Ronald Fisher and his colleagues set Darwin’s concept of natural selection on a new foundation of genetics. They left an equally major project open for later biologists: to explain in the language of genes, what species are and how they originate. The answer only began to emerge in the 1930s, thanks in large part to the work of a Soviet-born geneticist named Theodosius Dobzhansky (right).
Dobzhansky, who emigrated to the United States in 1928, worked in Thomas Hunt Morgan’s “Fly Room,” where mutations were being studied closely for the first time. He also paid careful attention to the work of population geneticists such as Sewall Wright, who were showing how the size of a population affects the rate at which a mutation can spread. Dobzhansky was interested in discovering the genetics that determined the differences between populations of a species.
Genetically variable populations
At the time, most biologists assumed that all of the members of any given species had practically identical genes. But these were assumptions bred in the lab. Dobzhansky began analyzing the genes of wild fruit flies, traveling from Canada to Mexico to catch members of the species Drosophila pseudoobscura. He found that different populations of D. pseudoobscura did not have identical sets of genes. Each population of fruit flies he studied bore distinctive markers in its chromosomes that distinguished it from other populations.
If there was no standard set of genes that distinguished a species, what kept species distinct from each other? The answer, Dobzhansky correctly realized, was sex. A species is simply a group of animals or plants that reproduces primarily among themselves. Two animals belonging to different species are unlikely to mate, and even if they do, they will rarely produce viable hybrids. Dobzhansky ran experiments on fruit flies that demonstrated that this incompatibility is caused by specific genes carried by one species that clash with the genes from another species.
Making a new species
In 1937, Dobzhansky published these results in a landmark book, Genetics and the Origin of Species. In it, he sketched out an explanation for how species actually came into existence. Mutations crop up naturally all the time. Some mutations are harmful in certain circumstances, but a surprising number have no effect one way or the other.

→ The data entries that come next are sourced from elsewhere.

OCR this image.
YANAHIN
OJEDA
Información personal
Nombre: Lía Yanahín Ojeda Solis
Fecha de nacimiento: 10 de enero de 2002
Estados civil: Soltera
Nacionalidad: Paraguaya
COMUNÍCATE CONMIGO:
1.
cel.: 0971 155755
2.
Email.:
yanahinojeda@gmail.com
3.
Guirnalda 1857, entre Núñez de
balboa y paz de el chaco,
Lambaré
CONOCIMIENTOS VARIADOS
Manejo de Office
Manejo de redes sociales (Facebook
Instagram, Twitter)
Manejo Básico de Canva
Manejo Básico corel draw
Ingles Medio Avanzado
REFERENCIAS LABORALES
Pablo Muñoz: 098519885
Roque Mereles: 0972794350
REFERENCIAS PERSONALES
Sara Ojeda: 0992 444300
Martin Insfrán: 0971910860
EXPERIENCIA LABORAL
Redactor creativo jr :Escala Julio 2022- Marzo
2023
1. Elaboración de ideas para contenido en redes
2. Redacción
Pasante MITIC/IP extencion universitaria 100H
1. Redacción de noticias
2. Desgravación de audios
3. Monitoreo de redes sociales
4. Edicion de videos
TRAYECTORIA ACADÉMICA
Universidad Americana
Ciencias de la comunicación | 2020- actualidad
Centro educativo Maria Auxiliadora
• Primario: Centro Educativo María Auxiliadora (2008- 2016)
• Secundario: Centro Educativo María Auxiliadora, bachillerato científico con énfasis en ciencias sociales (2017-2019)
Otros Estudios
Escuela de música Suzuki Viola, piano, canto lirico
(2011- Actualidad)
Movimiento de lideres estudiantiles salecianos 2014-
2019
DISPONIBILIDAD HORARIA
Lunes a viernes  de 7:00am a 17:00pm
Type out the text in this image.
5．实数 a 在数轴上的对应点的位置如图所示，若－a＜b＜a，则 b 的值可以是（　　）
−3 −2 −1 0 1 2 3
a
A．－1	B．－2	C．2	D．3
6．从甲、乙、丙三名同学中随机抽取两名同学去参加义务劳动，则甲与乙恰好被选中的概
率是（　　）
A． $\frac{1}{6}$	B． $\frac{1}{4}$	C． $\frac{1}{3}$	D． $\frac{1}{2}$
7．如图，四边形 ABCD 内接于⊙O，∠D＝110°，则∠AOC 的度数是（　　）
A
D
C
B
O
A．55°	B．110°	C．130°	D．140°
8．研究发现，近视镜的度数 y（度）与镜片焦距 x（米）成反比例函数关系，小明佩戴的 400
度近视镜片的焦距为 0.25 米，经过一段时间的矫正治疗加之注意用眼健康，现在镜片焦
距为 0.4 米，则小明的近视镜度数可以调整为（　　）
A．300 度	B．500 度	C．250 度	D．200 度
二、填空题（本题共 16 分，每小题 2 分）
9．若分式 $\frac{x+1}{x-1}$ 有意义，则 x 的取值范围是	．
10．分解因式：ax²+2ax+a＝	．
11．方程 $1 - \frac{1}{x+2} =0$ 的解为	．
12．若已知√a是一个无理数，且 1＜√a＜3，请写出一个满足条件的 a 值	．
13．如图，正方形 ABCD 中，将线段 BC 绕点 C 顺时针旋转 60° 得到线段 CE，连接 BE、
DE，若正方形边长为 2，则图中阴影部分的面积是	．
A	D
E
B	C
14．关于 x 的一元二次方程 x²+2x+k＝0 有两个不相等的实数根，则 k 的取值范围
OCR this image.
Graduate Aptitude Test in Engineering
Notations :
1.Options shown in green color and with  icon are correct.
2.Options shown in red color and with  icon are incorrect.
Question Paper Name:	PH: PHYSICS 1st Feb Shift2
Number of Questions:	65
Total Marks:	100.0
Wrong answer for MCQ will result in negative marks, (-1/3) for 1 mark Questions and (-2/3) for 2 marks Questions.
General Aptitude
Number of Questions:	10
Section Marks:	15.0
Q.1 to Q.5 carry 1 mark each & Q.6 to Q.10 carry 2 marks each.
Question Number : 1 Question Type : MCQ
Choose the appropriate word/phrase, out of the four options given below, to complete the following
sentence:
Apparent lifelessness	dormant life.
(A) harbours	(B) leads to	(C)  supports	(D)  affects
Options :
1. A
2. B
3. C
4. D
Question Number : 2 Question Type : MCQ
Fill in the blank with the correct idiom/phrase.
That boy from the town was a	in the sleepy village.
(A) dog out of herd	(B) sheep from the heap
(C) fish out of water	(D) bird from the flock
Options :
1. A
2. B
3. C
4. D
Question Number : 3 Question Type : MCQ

These neutral changes appear in different populations and linger, creating variability that is far greater than anyone had previously imagined.
This variability serves as the raw material for making new species. If the members of a population of flies should breed among themselves more than with other members of the species, their genetic profile would diverge. New mutations would arise in the isolated population, and natural selection might help them to spread until all the flies carried them. But because these isolated flies were only breeding within their own population, the mutations could not spread to the rest of the species. The isolated population of flies would become more and more genetically distinct. Some of their new genes would turn out to be incompatible with the genes of flies from outside their own population.
If this isolation lasted long enough, Dobzhansky argued, the flies might lose the ability to interbreed completely. They might simply become unable to mate with the other flies successfully, or their hybrid offspring might become sterile. If the flies were now to come out of their isolation, they could live alongside the other insects but still continue mating only among themselves. A new species would be born.
The Modern Synthesis
Dobzhansky’s ability to combine genetics and natural history attracted many other biologists to join him in the effort to find a unified explanation of how evolution happens. Their combined work, known as “The Modern Synthesis,” brought together genetics, paleontology, systematics, and many other sciences into one powerful explanation of evolution, showing how mutations and natural selection could produce large-scale evolutionary change. The Modern Synthesis certainly did not bring the study of evolution to an end, but it became the foundation for future research.